Let's Read the Horus Heresy 19: The Primarchs

He did not dream, he never dreamed, yet this was, inescapably, a dream.

 - The Reflection Crack'd, Graham McNeill, in The Horus Heresy: The Primarchs

Due to Black Library charging 1€ more for the whole volume than for just the Alpha Legion short story I wanted to read, I got the entire twentieth Horus Heresy book.


**

The volume starts with Graham McNeill at the Emperor's Children again. Even though Fulgrim was almost unbearably turgid, McNeill's improved since, and I found I quite liked being with Fulgrim and his captains again. There's some good bits here, but the ending is a massively disappointing cop-out and Fulgrim's fulminations are just plain boring.
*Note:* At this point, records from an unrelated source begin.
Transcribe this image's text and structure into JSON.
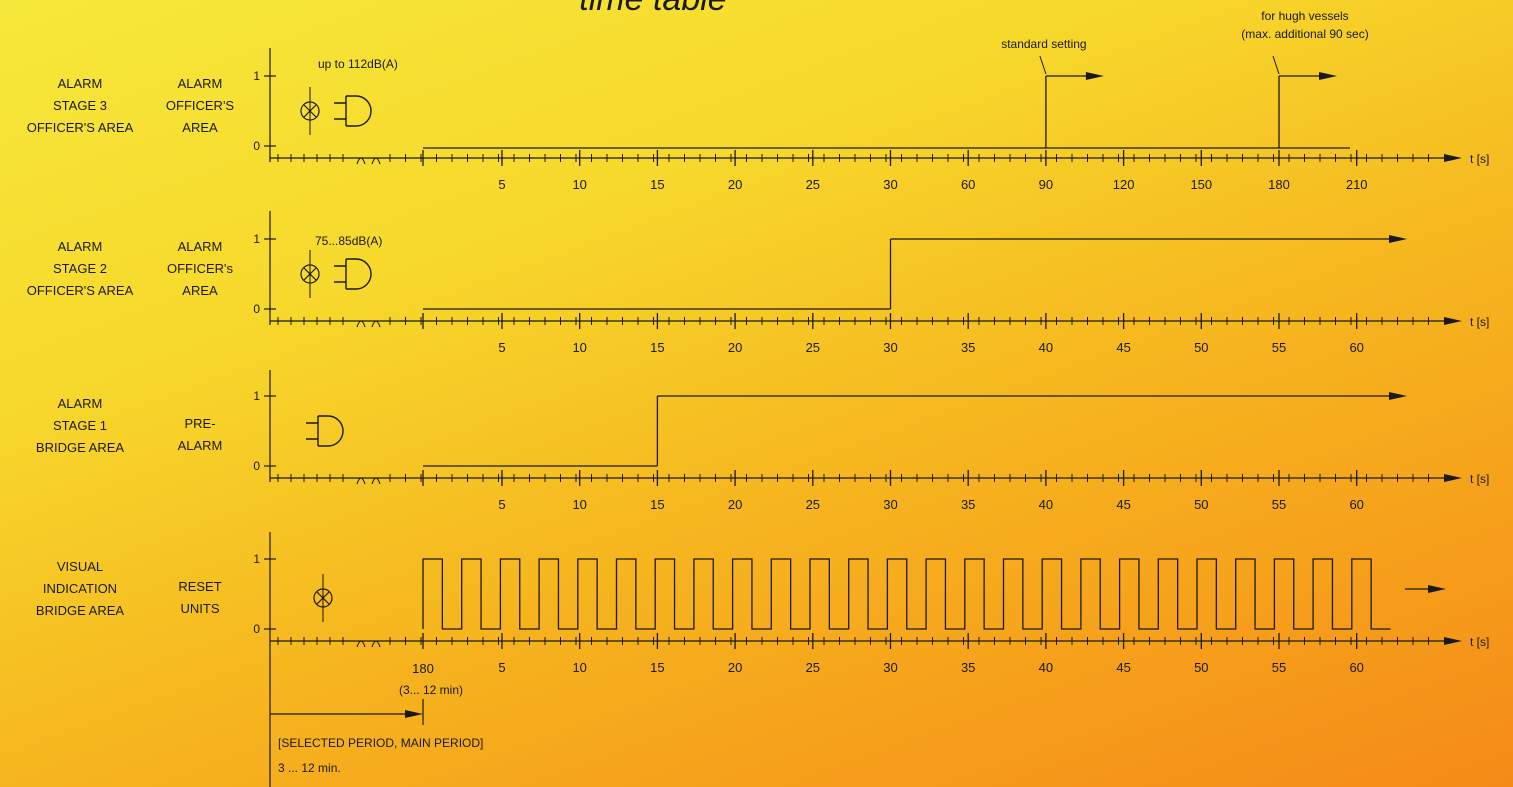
{
  "title": "time table",
  "unit_label": "t [s]",
  "level_labels": [
    "1",
    "0"
  ],
  "period_note": {
    "start_tick": "180",
    "start_range": "(3... 12 min)",
    "label": "[SELECTED PERIOD, MAIN PERIOD]",
    "range": "3 ... 12 min."
  },
  "rows": [
    {
      "name": "alarm-stage-3",
      "left_label": [
        "ALARM",
        "STAGE 3",
        "OFFICER'S AREA"
      ],
      "mid_label": [
        "ALARM",
        "OFFICER'S",
        "AREA"
      ],
      "ticks": [
        "5",
        "10",
        "15",
        "20",
        "25",
        "30",
        "60",
        "90",
        "120",
        "150",
        "180",
        "210"
      ],
      "devices": [
        "lamp-icon",
        "horn-icon"
      ],
      "device_note": "up to 112dB(A)",
      "signal": {
        "type": "step",
        "steps_at": [
          "90",
          "180"
        ]
      },
      "annotations": [
        {
          "text": [
            "standard setting"
          ],
          "at": "90"
        },
        {
          "text": [
            "for hugh vessels",
            "(max. additional 90 sec)"
          ],
          "at": "180"
        }
      ]
    },
    {
      "name": "alarm-stage-2",
      "left_label": [
        "ALARM",
        "STAGE 2",
        "OFFICER'S AREA"
      ],
      "mid_label": [
        "ALARM",
        "OFFICER's",
        "AREA"
      ],
      "ticks": [
        "5",
        "10",
        "15",
        "20",
        "25",
        "30",
        "35",
        "40",
        "45",
        "50",
        "55",
        "60"
      ],
      "devices": [
        "lamp-icon",
        "horn-icon"
      ],
      "device_note": "75...85dB(A)",
      "signal": {
        "type": "step",
        "steps_at": [
          "30"
        ]
      }
    },
    {
      "name": "alarm-stage-1",
      "left_label": [
        "ALARM",
        "STAGE 1",
        "BRIDGE AREA"
      ],
      "mid_label": [
        "PRE-",
        "ALARM"
      ],
      "ticks": [
        "5",
        "10",
        "15",
        "20",
        "25",
        "30",
        "35",
        "40",
        "45",
        "50",
        "55",
        "60"
      ],
      "devices": [
        "horn-icon"
      ],
      "device_note": "",
      "signal": {
        "type": "step",
        "steps_at": [
          "15"
        ]
      }
    },
    {
      "name": "visual-indication",
      "left_label": [
        "VISUAL",
        "INDICATION",
        "BRIDGE AREA"
      ],
      "mid_label": [
        "RESET",
        "UNITS"
      ],
      "ticks": [
        "5",
        "10",
        "15",
        "20",
        "25",
        "30",
        "35",
        "40",
        "45",
        "50",
        "55",
        "60"
      ],
      "devices": [
        "lamp-icon"
      ],
      "device_note": "",
      "signal": {
        "type": "pulse"
      }
    }
  ]
}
One thing McNeill definitely deserves credit for, and it's Lucius. He is unbearably arrogant, and I think so far the absolute best villain of the Horus Heresy. He was a bright spot all through Fulgrim, and I especially enjoyed his antics in Galaxy In Flames. He's great here as well, and genuinely turning into one of my favorite characters.
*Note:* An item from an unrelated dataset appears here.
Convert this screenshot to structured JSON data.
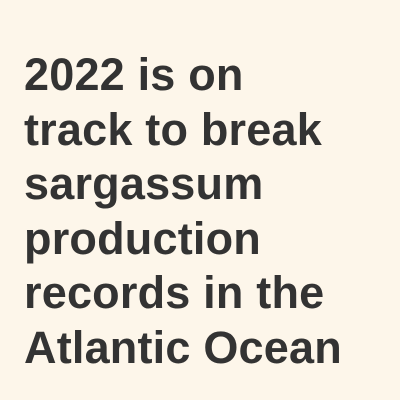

The next story is about the Iron Hands, who are boring, and it's by Nick Kyme. I've read one short story of his earlier and it wasn't very good. Neither is this one. The Iron Hands are waging war by marching around on foot and in formation in a desert, as if this was Napoléon in Egypt or something, and Ferrus Manus is a complete buffoon. I didn't finish the story. Gav Thorpe's The Lion is another one of his Dark Angels stories, just as soulless and forgettable as the others.

The greatest sin of the mediocre-to-bad Horus Heresy stories is that they make the primarchs boring. The first novels, from Horus Rising on, had a simple formula: we saw the space marines through the eyes of the human remembrancers, which let us properly appreciate how superhuman the Astartes are. The primarchs were one step above space marines and inscrutable, transcendent characters compared to them.
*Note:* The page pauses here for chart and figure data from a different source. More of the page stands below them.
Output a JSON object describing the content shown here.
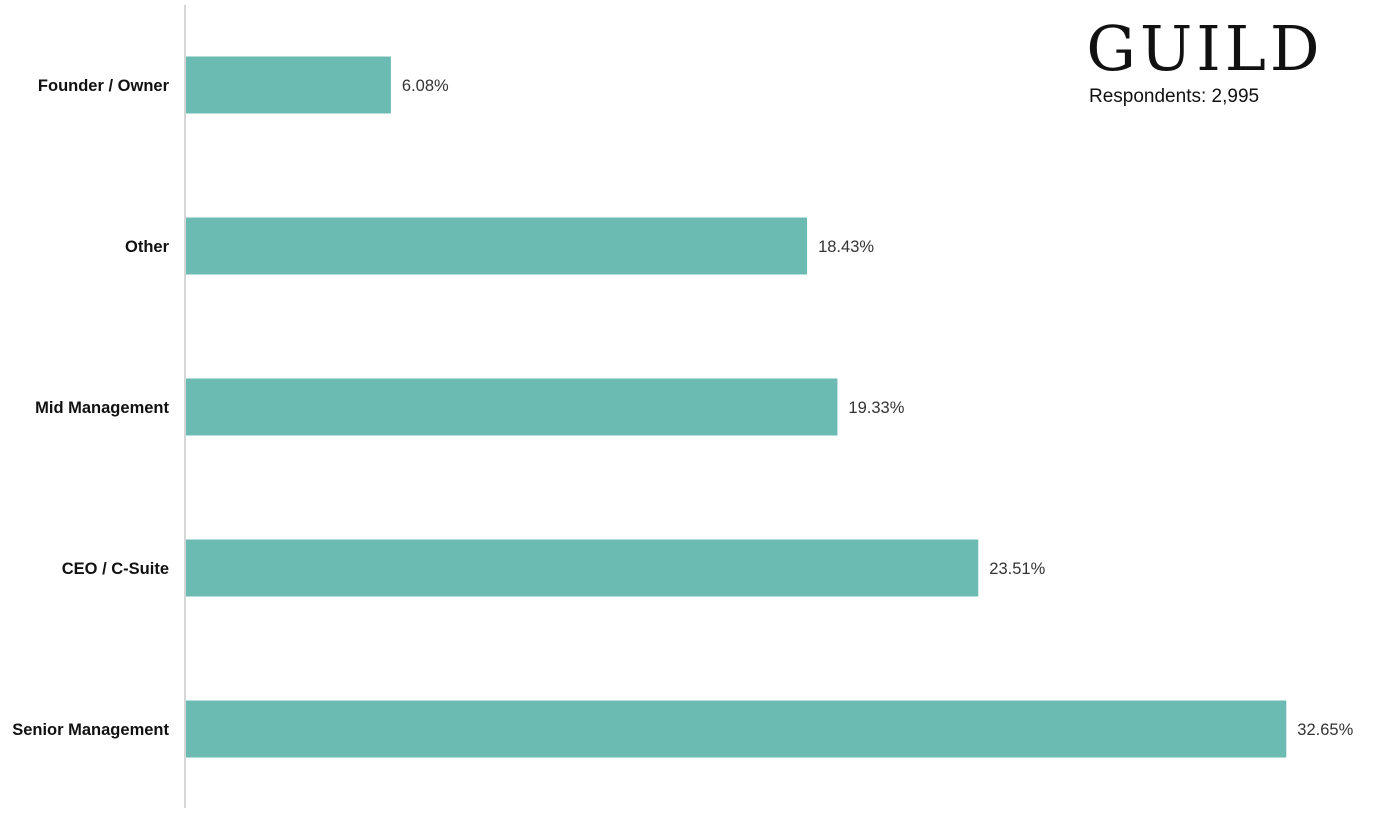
{
  "brand": {
    "logo": "GUILD",
    "respondents": "Respondents: 2,995"
  },
  "colors": {
    "bar": "#6bbbb3",
    "axis": "#c8c8c8",
    "category_text": "#111111",
    "value_text": "#333333"
  },
  "chart_data": {
    "type": "bar",
    "orientation": "horizontal",
    "categories": [
      "Founder / Owner",
      "Other",
      "Mid Management",
      "CEO / C-Suite",
      "Senior Management"
    ],
    "values": [
      6.08,
      18.43,
      19.33,
      23.51,
      32.65
    ],
    "data_labels": [
      "6.08%",
      "18.43%",
      "19.33%",
      "23.51%",
      "32.65%"
    ],
    "unit": "%",
    "title": "",
    "xlabel": "",
    "ylabel": "",
    "grid": false,
    "legend": "none"
  }
}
This all just absolutely falls apart when authors like Thorpe and Kyme make us listen to the primarchs' boring and mundane internal monologues. After Deliverance Lost, I can't think of Corvus Corax as anything other than incredibly boring. The same goes for Guilliman, El'Jonson and Ferrus Manus, to name just a few. They've gone from demigods to just, like, bigger space marines with funnier names. It's a great loss to the series.

Finally, then, The Serpent Beneath, by Rob Sanders. I love that so far, an Alpha Legion story means that the writers seem to get permission to do the silliest spy thriller and video game stories, because as with Legion, this also feels like the author is having fun with it. The story also stars a Primarch, but because it's an Alpha Legion story, any statement of fact about it can always be followed by "or does it". I enjoyed it, and I'm developing a real love for XX Legion.

**

I think that was my third short story anthology, and they're still very hit-and-miss. For every good short story, there's at least one distinctly mediocre one, and usually one that's just plain not worth reading. Again, I might still pick some up for pricing reasons if there's a story I think I want to read, but if I'm honest, on their own merits these aren't worth it.